The shell of an adult Jagora asperata can be as long as 50–80 mm and has a width of about 18 mm. This shell is solid, dark brown to yellowish brown, highly tower–shaped, comprising up to twelve whorls. The apical whorl is truncated. The sculpture of the shell shows closely spaced axial ribs and spiral elements with tiny nodules.

The body of these snails is a brown-ish grey to black, with filiform antennae. They are characterized by a unique reproductive system, including a long sperm gutter, a very short a spermatophore bursa and a prominent lateral ridge working as a seminal receptacle. Females carry eggs and juvenile stages within their mantle cavity.

== Ecology ==
Most Jagora asperata spend their time buried under the substrate or hiding under rocks and other materials in day time and are more active at night.
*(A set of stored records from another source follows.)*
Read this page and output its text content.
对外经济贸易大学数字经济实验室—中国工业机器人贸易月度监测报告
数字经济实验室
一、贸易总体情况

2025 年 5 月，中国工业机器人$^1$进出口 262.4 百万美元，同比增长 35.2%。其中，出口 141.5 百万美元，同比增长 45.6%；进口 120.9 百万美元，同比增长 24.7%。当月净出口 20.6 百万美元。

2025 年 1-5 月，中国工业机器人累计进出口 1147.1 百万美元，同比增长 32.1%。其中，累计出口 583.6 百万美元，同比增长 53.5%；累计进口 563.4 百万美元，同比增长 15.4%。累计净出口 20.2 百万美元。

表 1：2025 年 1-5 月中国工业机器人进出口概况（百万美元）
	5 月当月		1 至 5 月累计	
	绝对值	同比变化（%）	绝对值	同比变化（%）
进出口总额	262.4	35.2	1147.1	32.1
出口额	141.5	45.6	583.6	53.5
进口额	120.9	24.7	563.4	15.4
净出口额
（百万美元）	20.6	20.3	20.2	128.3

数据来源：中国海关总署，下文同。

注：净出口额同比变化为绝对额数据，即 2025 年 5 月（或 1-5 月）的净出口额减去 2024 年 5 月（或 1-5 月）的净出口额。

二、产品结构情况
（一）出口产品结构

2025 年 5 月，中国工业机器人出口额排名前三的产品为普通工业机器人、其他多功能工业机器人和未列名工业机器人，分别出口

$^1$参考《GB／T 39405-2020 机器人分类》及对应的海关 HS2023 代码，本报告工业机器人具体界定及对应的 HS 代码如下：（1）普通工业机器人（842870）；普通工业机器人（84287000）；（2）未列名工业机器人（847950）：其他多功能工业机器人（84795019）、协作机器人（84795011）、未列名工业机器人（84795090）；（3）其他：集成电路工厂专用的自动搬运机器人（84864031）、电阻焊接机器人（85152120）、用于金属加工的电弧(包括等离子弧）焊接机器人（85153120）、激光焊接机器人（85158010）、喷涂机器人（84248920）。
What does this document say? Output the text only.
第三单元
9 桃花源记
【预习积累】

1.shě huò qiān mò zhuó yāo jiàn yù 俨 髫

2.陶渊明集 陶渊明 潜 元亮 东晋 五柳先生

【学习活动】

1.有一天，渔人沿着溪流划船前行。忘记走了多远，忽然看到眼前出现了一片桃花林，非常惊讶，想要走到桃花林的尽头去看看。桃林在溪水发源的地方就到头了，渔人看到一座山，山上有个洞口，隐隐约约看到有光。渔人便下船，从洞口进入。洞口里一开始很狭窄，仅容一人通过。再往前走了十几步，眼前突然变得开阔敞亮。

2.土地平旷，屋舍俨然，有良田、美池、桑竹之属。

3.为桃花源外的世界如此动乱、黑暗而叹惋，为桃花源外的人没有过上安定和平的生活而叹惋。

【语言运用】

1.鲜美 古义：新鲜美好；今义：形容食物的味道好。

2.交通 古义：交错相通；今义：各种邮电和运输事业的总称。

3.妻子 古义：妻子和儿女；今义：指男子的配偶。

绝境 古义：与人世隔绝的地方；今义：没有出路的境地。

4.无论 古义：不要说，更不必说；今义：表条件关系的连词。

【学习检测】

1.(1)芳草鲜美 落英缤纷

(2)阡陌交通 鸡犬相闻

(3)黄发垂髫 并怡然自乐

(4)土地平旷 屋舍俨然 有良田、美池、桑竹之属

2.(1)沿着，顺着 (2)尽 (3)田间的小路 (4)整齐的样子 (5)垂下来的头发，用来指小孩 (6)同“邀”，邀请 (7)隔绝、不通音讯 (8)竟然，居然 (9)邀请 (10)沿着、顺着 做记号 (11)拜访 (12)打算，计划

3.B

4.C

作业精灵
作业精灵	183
These snails omnivores, both feeding on decaying matter, detritus, and algae but as well as live plants near the waterline, or submerged underwater.

== Human use ==
This snail is used as a food source for humans in the Philippines, and is locally referred to as "Suso". It is not to be confused with Faunus ater, which is also referred to as Suso locally.

== Distribution and habitat==
This species occurs in the northern part of the Philippines, on Luzon, Leyte Island, Samar Island and several other small islands.

They live in stony creeks of montane regions, spending most of their time in the day buried underground or hiding under rocks and other material.